Cooling underpins the ability of millions of people to escape poverty and food insecurity, while at the same time providing an opportunity to provide sustainable, clean agricultural and resilient development. Clean cooling technologies are available, but their deployment has been limited by high up-front costs, uncertain returns and limited financing options for the most vulnerable.

Cooling as a Service improves access to cooling

In the past two years, the Basel Agency for Sustainable Energy (BASE), an Efficiency for Access Programme Partner, has been working to mainstream Cooling as a Service (CaaS) around the world.

CaaS makes efficient and high-tech cooling accessible to everyone through a pay-as-you-cool model. Users do not purchase equipment, therefore avoiding the upfront costs of expensive modern cooling systems. Instead, users only pay a monthly fee, based on the amount of cooling used. This fee includes maintenance, repairs, and running costs, such as electricity and water.

BASE launched the CaaS Incubator initiative in January 2020 with the aim to support five technology providers from around the world in implementing CaaS projects. In India, BASE is working with CoolCrop, one of the five winners selected for the CaaS Incubator programme, an agro-cooling project for smallholder farmers in rural India.

CaaS benefits farmers in India

BASE is working with CoolCrop to provide off-grid solar-powered refrigeration through CaaS to farmers in Gujarat, Karnataka, Bihar, Telangana and West Bengal, who otherwise do not have the means and resources to cold store their produce.

CoolCrop estimates that the farmers’ incomes will increase by at least 50 per cent thanks to CaaS, as they will be able to preserve vegetables and fruits for longer durations, while post-harvest wastage will decrease to below 5 per cent (from more than 25 per cent previously). Moreover, the project also generates jobs as it employs at least two to three additional farm workers to operate and maintain the refrigeration units.

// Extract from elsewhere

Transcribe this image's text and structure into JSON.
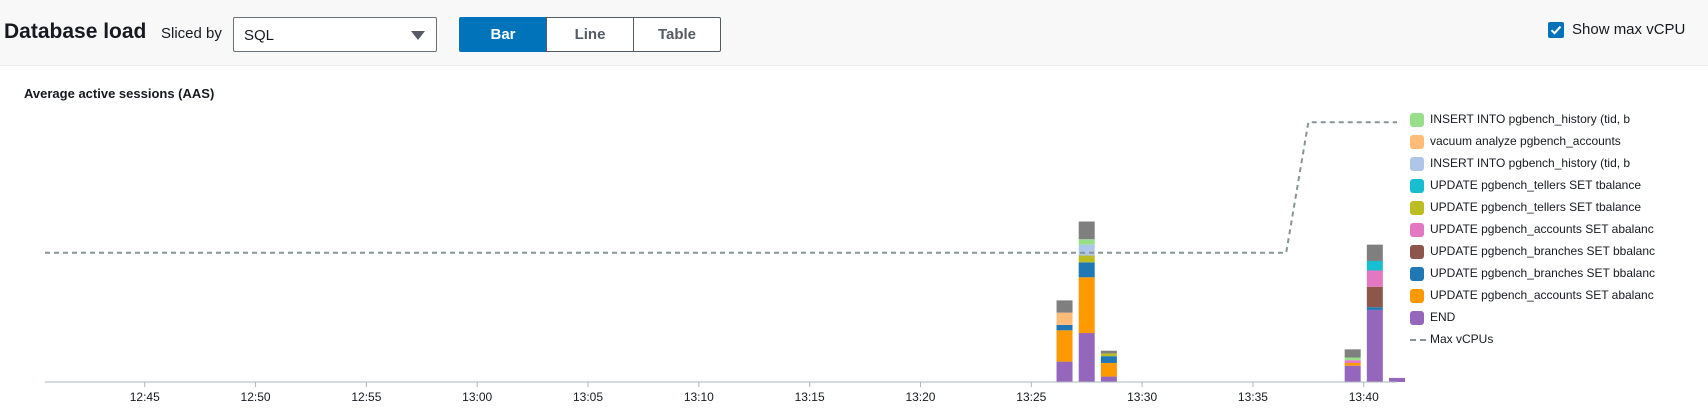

CoolCrop’s customisable decentralised cooling centres uses a solar-grid hybrid model that include a control and monitoring board which provides at least 20 per cent energy savings over conventional cooling modules. The equipment enables farmers to store and preserve their harvest and facilitates aggregated sales at better prices, which can result in an increase in the income by at least 50 per cent.

Furthermore, the services provided include key processing facilities such as sorting, grading and packaging mechanisms which improve the capacity at farm gate and enables farmers to carry out agricultural extension of their business. CoolCrop also offers a mobile app which estimates the price of each produce for a given geography and time by means of machine learning. This enables the farmer to decide the optimum time to sell her produce.

CoolCrop’s systems also generate direct employment for rural youth, most of whom would otherwise be working in agrarian geographies to operate, manage, and sustain the systems and project as whole. Employment for a sustainable livelihood will help in addressing rural distress due to reverse migration – especially in India’s post COVID-19 scenario.